Automobile tax bills, which are typically due on July 1, will not be due on that date this year due to the uncertainty about the uniform state-wide motor vehicle mill rate.
By Ronni Newton
The Town of West Hartford will be sending out property tax bills soon, with a due date of July 1, but motor vehicle tax bills will be delayed this year due to the uncertainty in the state budget.
Town Manager Ron Van Winkle told the Town Council Tuesday night that the town is going to wait to see what happens with the state budget, at least in the near term, before sending out motor vehicle tax bills.
The original budget proposed by Gov. Dannel P. Malloy, as well as the subsequent budget the governor presented, specified an automobile mill rate of not more than 32 mills. In the 2017-2018 budget adopted by the Town Council on April 25, 2017, the real and personal property mill rate was set at 41.04 mills, while the automobile mill rate was set at 32 mills in compliance with the state law capping it at that level.
For FY2017, the motor vehicle mill rate was capped at 37 mills.
As part of the capped mill rate for FY2018, the state was to return some of the lost revenue to municipalities as a grant, but there is so much uncertainty surrounding the state budget, which was not adopted during the regular legislative session that ended last week.
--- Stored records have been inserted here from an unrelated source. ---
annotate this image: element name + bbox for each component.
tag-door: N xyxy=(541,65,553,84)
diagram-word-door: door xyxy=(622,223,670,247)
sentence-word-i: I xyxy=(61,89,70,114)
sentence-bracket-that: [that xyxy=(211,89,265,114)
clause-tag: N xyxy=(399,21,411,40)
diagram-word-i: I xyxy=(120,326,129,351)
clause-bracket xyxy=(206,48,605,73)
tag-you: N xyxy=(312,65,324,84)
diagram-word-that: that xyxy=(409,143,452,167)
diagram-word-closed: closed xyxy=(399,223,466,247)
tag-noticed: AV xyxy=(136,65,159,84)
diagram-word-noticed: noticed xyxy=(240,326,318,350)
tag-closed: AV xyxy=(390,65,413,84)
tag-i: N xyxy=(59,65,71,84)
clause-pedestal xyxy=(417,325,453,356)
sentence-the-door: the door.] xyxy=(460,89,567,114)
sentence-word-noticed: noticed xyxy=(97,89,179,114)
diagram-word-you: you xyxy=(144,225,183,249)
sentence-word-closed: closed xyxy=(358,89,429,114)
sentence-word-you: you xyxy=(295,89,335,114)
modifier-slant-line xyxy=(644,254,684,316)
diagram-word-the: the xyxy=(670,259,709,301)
A special session for the purpose of adopting a budget has not yet been scheduled.
Van Winkle told the Town Council that he has heard it is highly likely that the state will not reduce the mill rate on automobiles to 32 mills, so the town will wait for a while, until the final legislation is adopted, to send out the bills.
A press release issued by the Town of West Hartford Wednesday states: “As soon as information is available, including the mailing date and due date of the motor vehicle tax bills, that information will be posted on the West Hartford home page, www.westhartfordct.gov and also made available by calling the West Hartford Tax Office phone line: 860-561-7474.”
“Don’t look for your tax bill on your automobile. Do look for your tax bill on your home,” Van Winkle said Tuesday night.
Connecticut General Statutes 12-146, mandates that taxpayers have a one-month grace period from the established due date to pay the bill without interest.